5 GHz and Directional Antennas

Here's the part 15 wifi spectrum as seen from a directional antenna at one of our sites. The strong signal at 5800 is some part of Towson University's wifi network, about a mile away, directly in the path of this dish:
Wide spectrum

Operating in Part 15 under the Unlicensed National Information Infrastructure (U-NII) allows for outdoor use and user-installable antennas in much of the spectrum above. Operating under amateur rules allows for greater power, and some unlocked/international gear can be used above 5825 MHz.

We have two dishes very close to each other, pointing 120 degrees apart. One is a 25dB ~18" dish:
Site Survey Towson 25 dB dish

And the other is a 30dB ~30" dish:
Site Survey Towson Directional

The 25dB dish has one small cluster of trees and a 2.4 mile run, but you can see one building from the other.

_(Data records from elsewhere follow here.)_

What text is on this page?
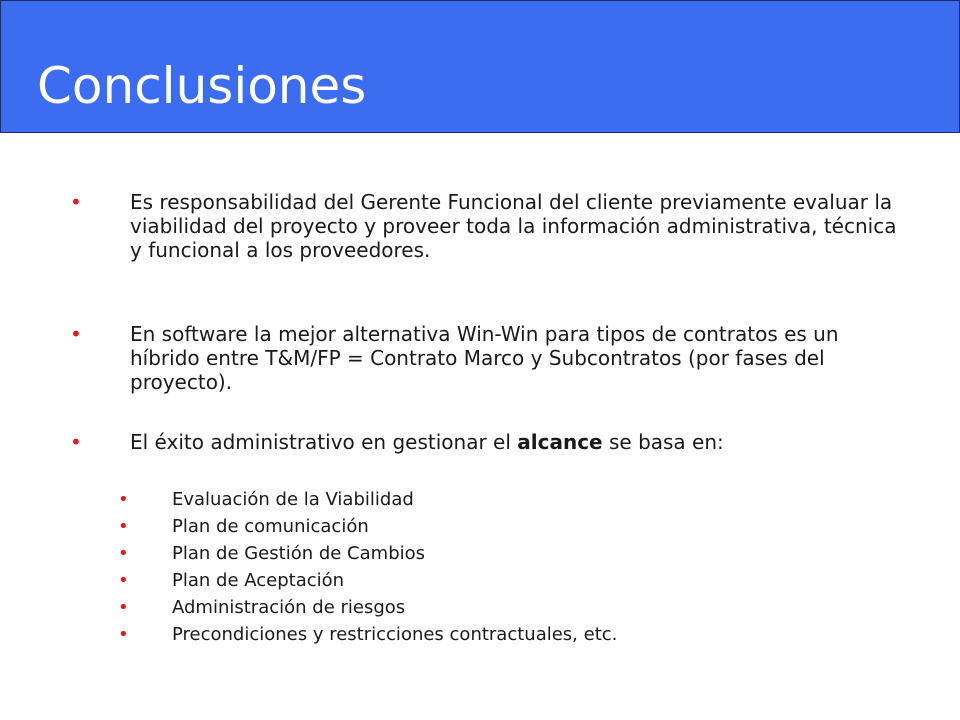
Conclusiones
• Es responsabilidad del Gerente Funcional del cliente previamente evaluar la viabilidad del proyecto y proveer toda la información administrativa, técnica y funcional a los proveedores.
• En software la mejor alternativa Win-Win para tipos de contratos es un híbrido entre T&M/FP = Contrato Marco y Subcontratos (por fases del proyecto).
• El éxito administrativo en gestionar el alcance se basa en:
• Evaluación de la Viabilidad
• Plan de comunicación
• Plan de Gestión de Cambios
• Plan de Aceptación
• Administración de riesgos
• Precondiciones y restricciones contractuales, etc.
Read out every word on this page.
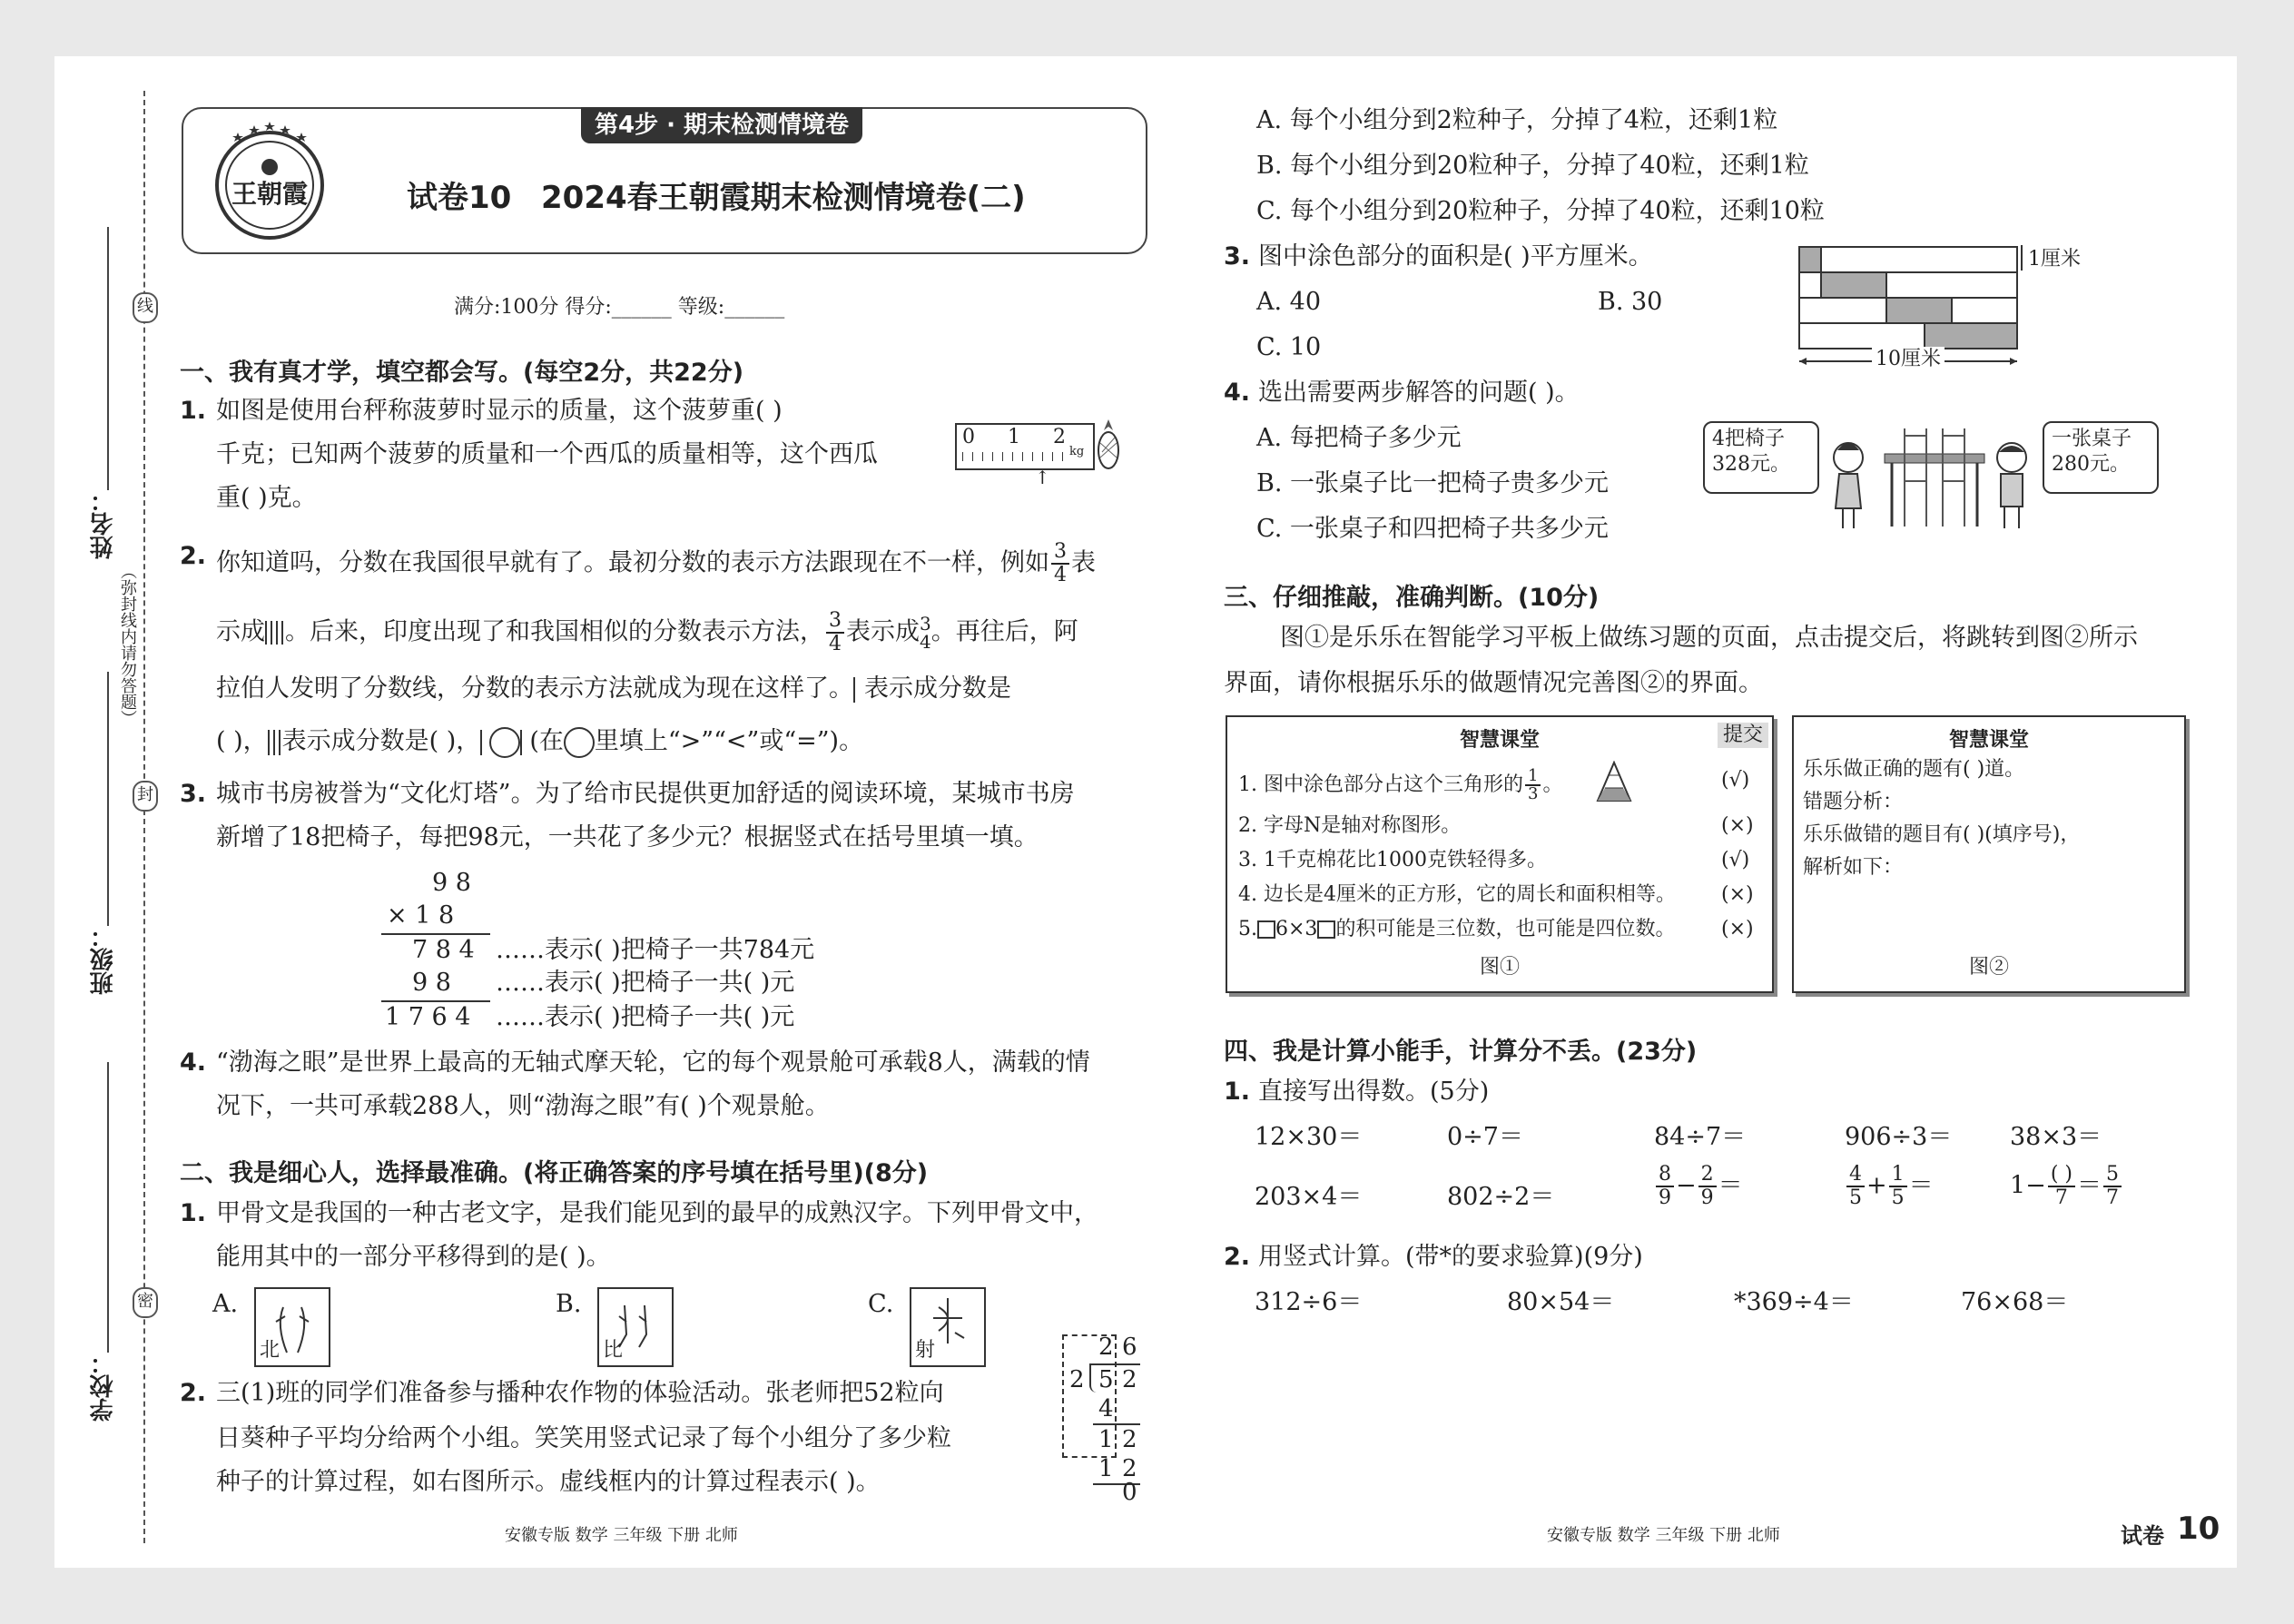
线
封
密
（弥封线内请勿答题）
姓名：
班级：
学校：
第4步 · 期末检测情境卷
王朝霞	试卷10 2024春王朝霞期末检测情境卷(二)
满分:100分 得分:______ 等级:______
一、我有真才学，填空都会写。(每空2分，共22分)
1. 如图是使用台秤称菠萝时显示的质量，这个菠萝重( )
千克；已知两个菠萝的质量和一个西瓜的质量相等，这个西瓜
重( )克。
0 1 2
kg
↑
2. 你知道吗，分数在我国很早就有了。最初分数的表示方法跟现在不一样，例如 $\frac{3}{4}$ 表
示成 。后来，印度出现了和我国相似的分数表示方法， $\frac{3}{4}$ 表示成 3
4 。再往后，阿
拉伯人发明了分数线，分数的表示方法就成为现在这样了。 表示成分数是
( )， 表示成分数是( )， (在 里填上“>”“<”或“=”)。
3. 城市书房被誉为“文化灯塔”。为了给市民提供更加舒适的阅读环境，某城市书房
新增了18把椅子，每把98元，一共花了多少元？根据竖式在括号里填一填。
9 8
× 1 8
7 8 4 ……表示( )把椅子一共784元
9 8 ……表示( )把椅子一共( )元
1 7 6 4 ……表示( )把椅子一共( )元
4. “渤海之眼”是世界上最高的无轴式摩天轮，它的每个观景舱可承载8人，满载的情
况下，一共可承载288人，则“渤海之眼”有( )个观景舱。
二、我是细心人，选择最准确。(将正确答案的序号填在括号里)(8分)
1. 甲骨文是我国的一种古老文字，是我们能见到的最早的成熟汉字。下列甲骨文中，
能用其中的一部分平移得到的是( )。
A.
北
B.
比
C.
射
2. 三(1)班的同学们准备参与播种农作物的体验活动。张老师把52粒向
日葵种子平均分给两个小组。笑笑用竖式记录了每个小组分了多少粒
种子的计算过程，如右图所示。虚线框内的计算过程表示( )。
2 6
2 5 2
4
1 2
1 2
0
A. 每个小组分到2粒种子，分掉了4粒，还剩1粒
B. 每个小组分到20粒种子，分掉了40粒，还剩1粒
C. 每个小组分到20粒种子，分掉了40粒，还剩10粒
3. 图中涂色部分的面积是( )平方厘米。
A. 40	B. 30
C. 10
1厘米
10厘米
4. 选出需要两步解答的问题( )。
A. 每把椅子多少元
B. 一张桌子比一把椅子贵多少元
C. 一张桌子和四把椅子共多少元
4把椅子
328元。
一张桌子
280元。
三、仔细推敲，准确判断。(10分)
图①是乐乐在智能学习平板上做练习题的页面，点击提交后，将跳转到图②所示
界面，请你根据乐乐的做题情况完善图②的界面。
智慧课堂	提交
1. 图中涂色部分占这个三角形的 $\frac{1}{3}$ 。	(√)
2. 字母N是轴对称图形。	(×)
3. 1千克棉花比1000克铁轻得多。	(√)
4. 边长是4厘米的正方形，它的周长和面积相等。 (×)
5. 6×3 的积可能是三位数，也可能是四位数。 (×)
图①
智慧课堂
乐乐做正确的题有( )道。
错题分析：
乐乐做错的题目有( )(填序号)，
解析如下：
图②
四、我是计算小能手，计算分不丢。(23分)
1. 直接写出得数。(5分)
12×30＝	0÷7＝	84÷7＝	906÷3＝ 38×3＝
203×4＝	802÷2＝	$\frac{8}{9} - \frac{2}{9}$ ＝	$\frac{4}{5} + \frac{1}{5}$ ＝	$1- \frac{( )}{7} = \frac{5}{7}$
2. 用竖式计算。(带*的要求验算)(9分)
312÷6＝	80×54＝	*369÷4＝	76×68＝
安徽专版 数学 三年级 下册 北师	安徽专版 数学 三年级 下册 北师	试卷 10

That's why its signal is -65 with a noise floor of -90. The link is 240 mbps bi-directional, but with 100 mbps ethernet as the limiting factor we can get sustained transfers of 9 megaBYTES per second.

The 30dB dish is aimed at a site 9.4 miles away, with a ridge and a cluster of trees in the middle. We're pretty sure we can aim them better to get the signal into the low 70s, but through the recent snow and ice storms the signal remained constant, and the bandwidth remained above 100 Mbps. Sustained transfers through this link are 8 megaBYTES per second.